All sails are flying these days, with a devoted team of quartermasters and trainees bending the last of the kites and even throwing up the forgotten crossjack, which is just an old main topmast stay’sl, set like a triangle with the top down. We all agree it completes the mast. Lots of tarring aloft, splicing up new wire braces, knocking rust off here and there, scraping and sanding endless teak furniture and fixtures aboard, and the usual bracing, stowing and teaching all keeping this group of sailors content and happy. We have also had a run of luck with fishing off the stern, with a number of mahi mahi and one wahoo thrown onboard and onto our plates. The Danes say those names of fish are strange sounding, I tell them that the words they say sound strange too. But none the less, a good opportunity to teach proper fish cleaning and filleting techniques.
Seaman’s Sunday fell on a Monday this week, which meant no teaching or ship’s work, but instead time for the cadets to air out their hammocks, organize their lockers and a special treat this week, we inflated our training life raft and made a kiddie pool right on the main deck. Nice to have a day with no knock-a-rust noise and a little extra time to sit on the foc’sle or poop deck and have a chat. But the days are going by at a nice pace everyone agrees and this collection of cadets and crew keep learning and improving in all the countless tasks and jobs that keep this ship going forward.

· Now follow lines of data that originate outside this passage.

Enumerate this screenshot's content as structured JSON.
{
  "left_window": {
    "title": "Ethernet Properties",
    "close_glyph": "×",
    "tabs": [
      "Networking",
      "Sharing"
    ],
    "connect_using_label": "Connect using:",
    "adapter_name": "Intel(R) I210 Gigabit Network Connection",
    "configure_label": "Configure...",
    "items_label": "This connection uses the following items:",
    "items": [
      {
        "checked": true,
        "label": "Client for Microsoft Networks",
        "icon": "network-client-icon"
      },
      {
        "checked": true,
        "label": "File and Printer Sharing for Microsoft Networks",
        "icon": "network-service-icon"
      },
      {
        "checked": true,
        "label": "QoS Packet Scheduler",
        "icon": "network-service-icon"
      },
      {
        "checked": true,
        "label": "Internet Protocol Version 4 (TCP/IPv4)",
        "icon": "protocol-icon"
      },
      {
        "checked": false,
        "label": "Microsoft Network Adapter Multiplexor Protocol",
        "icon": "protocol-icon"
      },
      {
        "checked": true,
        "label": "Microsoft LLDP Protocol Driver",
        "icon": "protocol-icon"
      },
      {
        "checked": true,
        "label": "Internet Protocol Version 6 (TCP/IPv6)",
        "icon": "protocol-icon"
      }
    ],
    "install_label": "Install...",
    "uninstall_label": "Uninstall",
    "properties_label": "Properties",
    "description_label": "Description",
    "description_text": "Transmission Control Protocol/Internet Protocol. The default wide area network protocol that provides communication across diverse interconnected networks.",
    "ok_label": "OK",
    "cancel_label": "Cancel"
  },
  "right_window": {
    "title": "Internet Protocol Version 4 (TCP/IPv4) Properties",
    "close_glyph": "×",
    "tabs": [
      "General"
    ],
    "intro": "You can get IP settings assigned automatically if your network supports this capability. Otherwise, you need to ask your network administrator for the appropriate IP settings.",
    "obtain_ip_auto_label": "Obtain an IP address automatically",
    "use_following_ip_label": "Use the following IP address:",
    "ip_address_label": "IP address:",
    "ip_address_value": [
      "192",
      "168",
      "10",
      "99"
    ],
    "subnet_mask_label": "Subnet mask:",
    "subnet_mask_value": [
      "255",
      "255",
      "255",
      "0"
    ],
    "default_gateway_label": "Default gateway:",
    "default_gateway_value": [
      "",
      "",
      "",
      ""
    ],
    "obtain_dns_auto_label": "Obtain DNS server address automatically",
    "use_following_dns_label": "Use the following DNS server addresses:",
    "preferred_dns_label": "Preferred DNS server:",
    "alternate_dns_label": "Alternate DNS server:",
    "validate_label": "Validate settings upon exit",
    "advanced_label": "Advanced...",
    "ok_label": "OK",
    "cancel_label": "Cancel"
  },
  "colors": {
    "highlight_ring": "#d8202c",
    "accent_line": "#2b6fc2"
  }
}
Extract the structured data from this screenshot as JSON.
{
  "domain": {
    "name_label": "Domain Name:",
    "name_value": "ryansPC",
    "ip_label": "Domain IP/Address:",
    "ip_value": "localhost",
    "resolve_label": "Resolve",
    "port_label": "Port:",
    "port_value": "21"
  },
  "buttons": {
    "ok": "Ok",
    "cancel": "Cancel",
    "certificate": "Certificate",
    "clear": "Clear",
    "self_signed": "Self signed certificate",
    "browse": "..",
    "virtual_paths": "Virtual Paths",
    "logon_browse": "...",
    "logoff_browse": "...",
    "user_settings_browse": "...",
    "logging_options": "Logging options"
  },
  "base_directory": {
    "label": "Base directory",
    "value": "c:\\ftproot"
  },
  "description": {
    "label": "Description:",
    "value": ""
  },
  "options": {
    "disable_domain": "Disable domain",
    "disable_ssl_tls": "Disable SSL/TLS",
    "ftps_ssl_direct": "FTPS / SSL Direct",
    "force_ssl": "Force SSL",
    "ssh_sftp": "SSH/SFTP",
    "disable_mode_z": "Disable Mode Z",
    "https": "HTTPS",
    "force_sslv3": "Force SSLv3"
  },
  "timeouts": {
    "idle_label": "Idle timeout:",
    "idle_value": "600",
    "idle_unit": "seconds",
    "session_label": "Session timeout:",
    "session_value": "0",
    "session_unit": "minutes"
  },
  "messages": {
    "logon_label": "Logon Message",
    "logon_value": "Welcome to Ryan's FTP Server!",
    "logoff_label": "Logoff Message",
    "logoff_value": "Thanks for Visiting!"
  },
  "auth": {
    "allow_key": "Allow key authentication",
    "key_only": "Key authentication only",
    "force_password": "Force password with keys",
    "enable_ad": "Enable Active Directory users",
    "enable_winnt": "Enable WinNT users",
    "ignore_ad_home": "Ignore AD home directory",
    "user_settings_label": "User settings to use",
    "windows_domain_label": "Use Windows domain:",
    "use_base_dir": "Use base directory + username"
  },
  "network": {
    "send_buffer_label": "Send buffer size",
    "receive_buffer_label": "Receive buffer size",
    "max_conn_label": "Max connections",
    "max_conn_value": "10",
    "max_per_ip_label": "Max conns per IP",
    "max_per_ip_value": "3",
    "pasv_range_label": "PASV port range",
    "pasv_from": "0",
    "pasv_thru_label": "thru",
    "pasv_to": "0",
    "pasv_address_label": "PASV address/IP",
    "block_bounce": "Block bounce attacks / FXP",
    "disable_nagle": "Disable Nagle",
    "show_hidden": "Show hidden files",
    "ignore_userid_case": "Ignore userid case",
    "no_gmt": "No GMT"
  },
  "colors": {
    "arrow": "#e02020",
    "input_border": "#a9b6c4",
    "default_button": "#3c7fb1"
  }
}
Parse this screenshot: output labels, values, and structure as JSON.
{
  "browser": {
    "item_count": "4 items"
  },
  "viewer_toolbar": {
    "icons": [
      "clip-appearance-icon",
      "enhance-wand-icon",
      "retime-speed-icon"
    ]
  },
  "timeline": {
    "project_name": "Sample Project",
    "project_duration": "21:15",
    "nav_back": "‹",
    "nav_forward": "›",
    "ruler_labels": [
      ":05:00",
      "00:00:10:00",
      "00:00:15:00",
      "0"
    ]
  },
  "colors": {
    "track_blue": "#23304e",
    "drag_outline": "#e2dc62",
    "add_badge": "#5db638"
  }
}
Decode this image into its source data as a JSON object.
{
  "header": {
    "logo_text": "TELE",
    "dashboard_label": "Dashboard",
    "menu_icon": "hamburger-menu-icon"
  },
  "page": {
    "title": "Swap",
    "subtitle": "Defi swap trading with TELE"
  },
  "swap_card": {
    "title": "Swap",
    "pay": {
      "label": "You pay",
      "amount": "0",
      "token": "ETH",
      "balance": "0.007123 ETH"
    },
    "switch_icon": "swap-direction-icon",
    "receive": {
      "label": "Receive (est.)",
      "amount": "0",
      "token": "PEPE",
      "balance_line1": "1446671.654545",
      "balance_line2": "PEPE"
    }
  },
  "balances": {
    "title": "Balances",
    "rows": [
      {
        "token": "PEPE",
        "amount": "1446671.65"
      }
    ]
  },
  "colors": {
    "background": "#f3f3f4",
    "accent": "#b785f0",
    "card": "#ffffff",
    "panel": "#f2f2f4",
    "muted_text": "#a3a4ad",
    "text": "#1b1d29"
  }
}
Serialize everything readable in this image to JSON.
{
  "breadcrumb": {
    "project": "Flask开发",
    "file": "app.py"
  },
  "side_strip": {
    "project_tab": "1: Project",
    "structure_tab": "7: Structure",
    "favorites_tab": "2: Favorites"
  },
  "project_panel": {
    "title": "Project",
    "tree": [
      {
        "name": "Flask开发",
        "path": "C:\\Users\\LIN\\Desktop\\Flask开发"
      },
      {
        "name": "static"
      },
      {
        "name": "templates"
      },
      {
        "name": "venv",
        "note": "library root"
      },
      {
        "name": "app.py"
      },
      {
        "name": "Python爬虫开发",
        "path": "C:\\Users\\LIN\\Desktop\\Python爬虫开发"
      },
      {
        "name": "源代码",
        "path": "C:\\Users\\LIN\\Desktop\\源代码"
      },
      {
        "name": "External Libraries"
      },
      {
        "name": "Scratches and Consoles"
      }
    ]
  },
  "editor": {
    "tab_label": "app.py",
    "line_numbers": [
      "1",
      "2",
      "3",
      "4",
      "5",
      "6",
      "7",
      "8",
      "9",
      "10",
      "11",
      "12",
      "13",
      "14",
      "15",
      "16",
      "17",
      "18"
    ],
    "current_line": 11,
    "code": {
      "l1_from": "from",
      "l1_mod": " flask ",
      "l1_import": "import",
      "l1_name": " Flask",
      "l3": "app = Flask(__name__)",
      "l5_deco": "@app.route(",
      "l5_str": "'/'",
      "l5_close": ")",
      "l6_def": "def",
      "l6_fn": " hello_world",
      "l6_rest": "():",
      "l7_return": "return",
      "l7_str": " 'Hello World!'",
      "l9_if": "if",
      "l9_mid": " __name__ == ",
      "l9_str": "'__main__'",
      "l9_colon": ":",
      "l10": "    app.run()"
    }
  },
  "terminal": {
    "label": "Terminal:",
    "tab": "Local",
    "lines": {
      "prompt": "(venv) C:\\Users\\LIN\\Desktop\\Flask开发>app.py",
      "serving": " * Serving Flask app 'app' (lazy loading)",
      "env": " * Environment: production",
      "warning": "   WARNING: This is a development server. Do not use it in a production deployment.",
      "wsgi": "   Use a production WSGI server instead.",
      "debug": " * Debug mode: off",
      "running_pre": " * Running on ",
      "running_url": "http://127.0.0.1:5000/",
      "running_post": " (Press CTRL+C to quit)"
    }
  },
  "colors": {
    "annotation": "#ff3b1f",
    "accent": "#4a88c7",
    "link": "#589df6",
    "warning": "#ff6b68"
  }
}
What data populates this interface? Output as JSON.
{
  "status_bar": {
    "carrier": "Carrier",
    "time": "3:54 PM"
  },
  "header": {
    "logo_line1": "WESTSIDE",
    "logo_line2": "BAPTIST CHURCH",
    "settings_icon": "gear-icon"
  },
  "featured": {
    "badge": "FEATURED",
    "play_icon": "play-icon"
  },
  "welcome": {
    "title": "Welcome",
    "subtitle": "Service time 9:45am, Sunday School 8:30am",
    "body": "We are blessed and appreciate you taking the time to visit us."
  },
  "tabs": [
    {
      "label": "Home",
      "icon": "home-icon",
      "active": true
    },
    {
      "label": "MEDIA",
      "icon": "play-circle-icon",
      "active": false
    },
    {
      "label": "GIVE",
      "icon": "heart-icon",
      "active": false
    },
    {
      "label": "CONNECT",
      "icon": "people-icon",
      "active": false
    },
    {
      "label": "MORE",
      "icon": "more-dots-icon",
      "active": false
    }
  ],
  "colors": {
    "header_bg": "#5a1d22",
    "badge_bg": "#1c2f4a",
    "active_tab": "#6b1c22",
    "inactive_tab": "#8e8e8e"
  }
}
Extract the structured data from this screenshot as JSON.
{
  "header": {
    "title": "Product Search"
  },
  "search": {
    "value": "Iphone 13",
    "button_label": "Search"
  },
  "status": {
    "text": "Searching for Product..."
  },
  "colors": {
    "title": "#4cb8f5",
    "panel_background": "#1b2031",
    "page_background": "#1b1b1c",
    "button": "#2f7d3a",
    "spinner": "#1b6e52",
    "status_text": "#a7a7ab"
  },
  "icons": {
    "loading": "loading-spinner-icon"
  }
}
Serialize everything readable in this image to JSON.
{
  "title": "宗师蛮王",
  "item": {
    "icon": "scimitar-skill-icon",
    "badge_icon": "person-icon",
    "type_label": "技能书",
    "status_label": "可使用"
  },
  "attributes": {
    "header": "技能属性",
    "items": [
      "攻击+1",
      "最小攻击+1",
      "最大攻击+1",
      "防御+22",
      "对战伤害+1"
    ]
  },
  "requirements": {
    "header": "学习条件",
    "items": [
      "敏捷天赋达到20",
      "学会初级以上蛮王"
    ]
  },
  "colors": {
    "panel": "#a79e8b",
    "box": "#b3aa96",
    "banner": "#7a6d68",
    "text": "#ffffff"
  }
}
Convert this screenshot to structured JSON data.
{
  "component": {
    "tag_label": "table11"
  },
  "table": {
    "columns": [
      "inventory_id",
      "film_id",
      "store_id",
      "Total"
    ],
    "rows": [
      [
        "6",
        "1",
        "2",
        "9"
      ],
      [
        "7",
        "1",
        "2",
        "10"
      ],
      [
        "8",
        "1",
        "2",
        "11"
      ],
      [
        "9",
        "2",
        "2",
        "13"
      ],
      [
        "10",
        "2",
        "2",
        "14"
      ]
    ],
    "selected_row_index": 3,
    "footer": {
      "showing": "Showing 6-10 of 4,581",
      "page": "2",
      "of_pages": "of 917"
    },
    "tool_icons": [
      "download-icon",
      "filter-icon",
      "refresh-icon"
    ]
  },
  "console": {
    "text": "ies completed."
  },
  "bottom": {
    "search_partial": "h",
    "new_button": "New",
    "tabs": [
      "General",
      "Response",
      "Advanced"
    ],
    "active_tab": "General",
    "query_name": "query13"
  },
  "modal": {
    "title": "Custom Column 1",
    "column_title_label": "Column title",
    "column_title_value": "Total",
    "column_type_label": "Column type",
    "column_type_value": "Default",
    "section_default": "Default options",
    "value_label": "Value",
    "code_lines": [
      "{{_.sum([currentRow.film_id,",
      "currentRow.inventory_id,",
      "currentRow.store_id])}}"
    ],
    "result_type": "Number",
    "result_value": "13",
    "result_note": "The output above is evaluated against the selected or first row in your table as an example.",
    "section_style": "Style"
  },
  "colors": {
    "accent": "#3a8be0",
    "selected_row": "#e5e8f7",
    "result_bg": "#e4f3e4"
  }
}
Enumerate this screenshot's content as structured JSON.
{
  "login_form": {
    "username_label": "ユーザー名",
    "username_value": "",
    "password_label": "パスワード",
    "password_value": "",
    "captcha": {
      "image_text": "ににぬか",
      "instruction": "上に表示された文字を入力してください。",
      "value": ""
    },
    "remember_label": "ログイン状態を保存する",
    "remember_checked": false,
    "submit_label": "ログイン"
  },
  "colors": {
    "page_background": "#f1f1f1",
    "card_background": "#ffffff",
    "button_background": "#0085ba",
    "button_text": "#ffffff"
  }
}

And forward we go now, maybe with a bit more urgency as the next hurricane in line, Katia, is nipping at our heels a bit. Should be well ahead of it, as we are motor sailing west at good consistent clip, but a little close for comfort. Seems like we are in the midst of an active hurricane season. But all is well aboard the Skoleskibet, almost all aboard are serenely unaware of the potential maelstrom lurking over the horizon. But that’s fine, no need for extra grief. Just focus and attentiveness to our daily routine, classes, and ship’s work, and maybe enjoying the last light of day as the sun slips below the horizon just ahead off the starboard bow.